The natto bacillus definitely spread and grew and the beans and chick peas were soon covered with soft, slimy goo. Also, I survived eating that stuff, and it didn’t taste too bad either. But I’m afraid it was not much like real natto at all.

But when it was thawing yesterday, I finally dared leaving the house again, and I went shopping at another asian supermarket. It was much tinier than the other one, but the biggest difference was definitely the smell. They sold a lot of very exotic stuff there, including all kinds of seafood, and I think that may have been the source of this very strong smell, that was hard getting used to (and impossible to ignore).

Aside of that, they had a very interesting range of products, including so many different convenience foods, also all kinds of noodles, soy sauces, rice, fresh, frozen and canned goods, sweets and also non edible stuff like pots and tableware.

Among other things I bought different types of rice flour, rice vinegar, canned seitan und some weird mock meat stuff, black beans and soybeans. The best thing though: as this supermarket is much further from the city center than the other one, it was also far cheaper. I’m pretty sure I will be a regular costumer there.

The first thing I tried was the mock duck, made of soy and wheat protein, served with noodles and veggies.
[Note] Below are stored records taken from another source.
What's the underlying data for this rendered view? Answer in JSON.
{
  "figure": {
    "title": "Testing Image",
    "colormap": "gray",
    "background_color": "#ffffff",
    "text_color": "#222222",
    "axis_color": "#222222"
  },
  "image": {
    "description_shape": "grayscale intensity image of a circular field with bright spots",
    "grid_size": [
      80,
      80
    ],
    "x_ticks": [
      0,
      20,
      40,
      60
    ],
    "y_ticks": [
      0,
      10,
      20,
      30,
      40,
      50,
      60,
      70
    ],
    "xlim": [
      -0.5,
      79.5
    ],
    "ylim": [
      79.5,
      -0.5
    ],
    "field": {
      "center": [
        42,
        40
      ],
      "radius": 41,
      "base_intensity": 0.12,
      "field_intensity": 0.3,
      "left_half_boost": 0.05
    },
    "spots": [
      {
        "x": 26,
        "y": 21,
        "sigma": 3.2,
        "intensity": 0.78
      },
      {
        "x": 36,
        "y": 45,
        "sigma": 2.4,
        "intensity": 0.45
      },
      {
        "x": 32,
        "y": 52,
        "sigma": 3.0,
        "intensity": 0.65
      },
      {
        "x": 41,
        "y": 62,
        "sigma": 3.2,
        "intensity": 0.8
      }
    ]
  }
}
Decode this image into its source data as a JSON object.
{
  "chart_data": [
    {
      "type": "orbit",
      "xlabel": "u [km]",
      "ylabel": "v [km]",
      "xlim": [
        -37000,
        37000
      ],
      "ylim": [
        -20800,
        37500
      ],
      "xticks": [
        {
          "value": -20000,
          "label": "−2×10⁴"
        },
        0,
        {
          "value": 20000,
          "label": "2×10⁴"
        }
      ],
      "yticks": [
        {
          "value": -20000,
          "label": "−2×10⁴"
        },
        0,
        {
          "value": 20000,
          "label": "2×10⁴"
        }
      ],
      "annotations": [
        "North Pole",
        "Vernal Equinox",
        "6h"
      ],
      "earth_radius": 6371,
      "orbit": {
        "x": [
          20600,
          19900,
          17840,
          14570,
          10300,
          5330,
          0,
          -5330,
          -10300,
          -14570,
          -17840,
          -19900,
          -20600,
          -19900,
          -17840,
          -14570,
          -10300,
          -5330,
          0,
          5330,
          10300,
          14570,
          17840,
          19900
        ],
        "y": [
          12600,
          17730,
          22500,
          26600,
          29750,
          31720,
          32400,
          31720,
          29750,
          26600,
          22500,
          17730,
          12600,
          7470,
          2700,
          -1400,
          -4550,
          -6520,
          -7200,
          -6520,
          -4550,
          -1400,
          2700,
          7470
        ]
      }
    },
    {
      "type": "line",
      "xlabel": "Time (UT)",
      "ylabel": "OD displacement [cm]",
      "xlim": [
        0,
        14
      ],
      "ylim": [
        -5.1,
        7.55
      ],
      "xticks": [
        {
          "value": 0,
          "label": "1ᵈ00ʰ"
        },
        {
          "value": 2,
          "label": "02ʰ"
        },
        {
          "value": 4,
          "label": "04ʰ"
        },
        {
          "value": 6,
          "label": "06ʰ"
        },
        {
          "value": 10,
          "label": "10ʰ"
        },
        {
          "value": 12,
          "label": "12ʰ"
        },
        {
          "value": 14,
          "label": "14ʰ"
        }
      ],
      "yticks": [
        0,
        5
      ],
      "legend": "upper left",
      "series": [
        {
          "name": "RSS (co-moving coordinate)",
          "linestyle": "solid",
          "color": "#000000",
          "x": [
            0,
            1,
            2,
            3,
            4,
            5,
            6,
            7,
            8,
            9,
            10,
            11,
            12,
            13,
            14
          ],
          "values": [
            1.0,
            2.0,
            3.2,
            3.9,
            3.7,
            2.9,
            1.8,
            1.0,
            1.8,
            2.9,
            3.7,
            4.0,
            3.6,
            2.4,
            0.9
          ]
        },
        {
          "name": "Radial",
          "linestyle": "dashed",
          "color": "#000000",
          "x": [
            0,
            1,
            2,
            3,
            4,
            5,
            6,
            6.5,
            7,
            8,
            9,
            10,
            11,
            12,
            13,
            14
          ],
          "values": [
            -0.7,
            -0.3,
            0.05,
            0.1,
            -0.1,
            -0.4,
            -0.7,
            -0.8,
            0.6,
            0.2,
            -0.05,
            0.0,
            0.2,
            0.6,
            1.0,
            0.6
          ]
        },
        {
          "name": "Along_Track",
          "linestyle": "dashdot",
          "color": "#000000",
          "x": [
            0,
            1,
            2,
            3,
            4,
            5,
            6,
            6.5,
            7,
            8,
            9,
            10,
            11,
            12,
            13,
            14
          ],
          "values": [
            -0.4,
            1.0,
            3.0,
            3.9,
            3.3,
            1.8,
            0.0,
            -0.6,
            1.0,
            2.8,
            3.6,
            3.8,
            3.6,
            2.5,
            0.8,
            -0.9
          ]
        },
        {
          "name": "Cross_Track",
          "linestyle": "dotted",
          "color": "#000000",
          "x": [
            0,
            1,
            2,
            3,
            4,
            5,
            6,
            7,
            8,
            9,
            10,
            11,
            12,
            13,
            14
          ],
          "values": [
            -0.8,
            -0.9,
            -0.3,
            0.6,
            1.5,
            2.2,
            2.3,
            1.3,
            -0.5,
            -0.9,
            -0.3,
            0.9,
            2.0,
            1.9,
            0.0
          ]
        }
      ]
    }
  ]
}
I am not quite sure what to make of it though – I don’t really like the idea of eating something that tastes like an animal. If I wanted to eat an animal (or even eat something that tastes like an animal), what would be the point of being vegan?

As I have never eaten a duck, I can’t really say if it tasted anything like it at all. Actually I think it just tasted like wheat protein with soy sauce on it (which is ok, I like that).

Also, I soaked the soy beans yesterday, and today, after cooking them, they finally were ready for my natto experiment.

Right now they are in the joghurt maker, hopefully fermenting and turning into natto. If I follow the recipe, I will have to wait for about three days until I know the outcome.